Once the TRO is done, to celebrate you should put a wing on the back, a scoop on the hood, and some 19 inch (chrome) wheels on that Cav... :).

This could be your car:

http://cache.gawkerassets.com/assets/images/12/2009/03/Judged_Cavalier.jpg

Steven Satak said...

280k, actually, and I was told that the first 77k was mostly gained by being towed behind an RV. Which is pretty hard on an AT.

Yes, we are blessed, not lucky. Lucky is when you find a fifty-dollar bill on the side of the road. There are so many factors out of my control which went my way that I really dislike chalking it up to random chance.

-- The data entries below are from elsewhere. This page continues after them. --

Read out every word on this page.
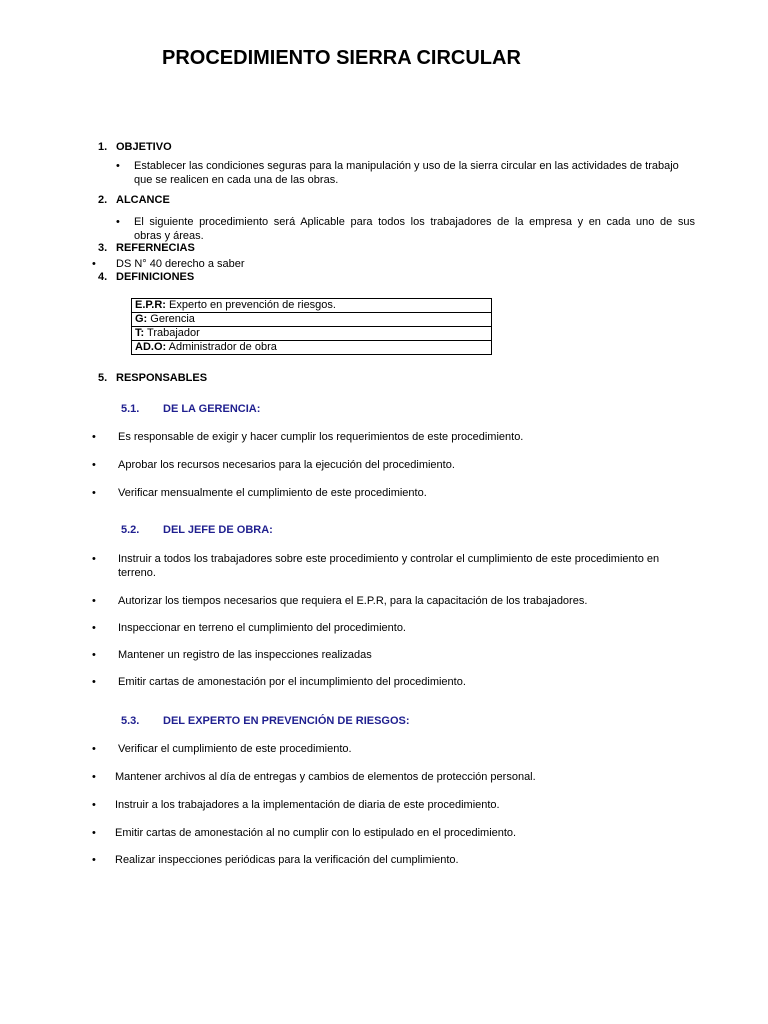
PROCEDIMIENTO SIERRA CIRCULAR
1. OBJETIVO
• Establecer las condiciones seguras para la manipulación y uso de la sierra circular en las actividades de trabajo
que se realicen en cada una de las obras.
2. ALCANCE
• El siguiente procedimiento será Aplicable para todos los trabajadores de la empresa y en cada uno de sus
obras y áreas.
3. REFERNECIAS
• DS N° 40 derecho a saber
4. DEFINICIONES
E.P.R: Experto en prevención de riesgos.
G: Gerencia
T: Trabajador
AD.O: Administrador de obra
5. RESPONSABLES
5.1. DE LA GERENCIA:
• Es responsable de exigir y hacer cumplir los requerimientos de este procedimiento.
• Aprobar los recursos necesarios para la ejecución del procedimiento.
• Verificar mensualmente el cumplimiento de este procedimiento.
5.2. DEL JEFE DE OBRA:
• Instruir a todos los trabajadores sobre este procedimiento y controlar el cumplimiento de este procedimiento en
terreno.
• Autorizar los tiempos necesarios que requiera el E.P.R, para la capacitación de los trabajadores.
• Inspeccionar en terreno el cumplimiento del procedimiento.
• Mantener un registro de las inspecciones realizadas
• Emitir cartas de amonestación por el incumplimiento del procedimiento.
5.3. DEL EXPERTO EN PREVENCIÓN DE RIESGOS:
• Verificar el cumplimiento de este procedimiento.
• Mantener archivos al día de entregas y cambios de elementos de protección personal.
• Instruir a los trabajadores a la implementación de diaria de este procedimiento.
• Emitir cartas de amonestación al no cumplir con lo estipulado en el procedimiento.
• Realizar inspecciones periódicas para la verificación del cumplimiento.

Sure, we all hit the lottery sooner or later. But this 'win' was tailored not to what I wanted, but to exactly what I needed - and nothing more.

Doug said...

Sure, that and the fact that you might have changed the trans fluid more often then I did, or I might drive my cars harder then you do. I do plan to have the dealership do all the trans service from now on. And not just change the fluid, the whole darn thing, fluid, filter, and flush the torque converter.

The Ecotec engines are very reliable, so the trans in the compact GM cars is where you need to show the love to the car.

Steven Satak said...

I would like to agree with you, but the sad truth is that I did nothing to my tranny but use the piss out of it for seven years.

I did not find out until two months ago that my year of car and make of transmission does not have a AT dipstick at all.

Just a filler cap. I am told you cannot estimate how much is inside unless you approach it from below. Something the dealerships loved, I am sure.

No, it was just luck up to a point, and a tough engine.

Doug said...

Cool, maybe mine was slightly defective. My 03 Cav didn't have a dipstick either, my 09 Cobalt also does not have a dipstick for the trans. So for both of us, every 50k, change that trans oil and filter :)!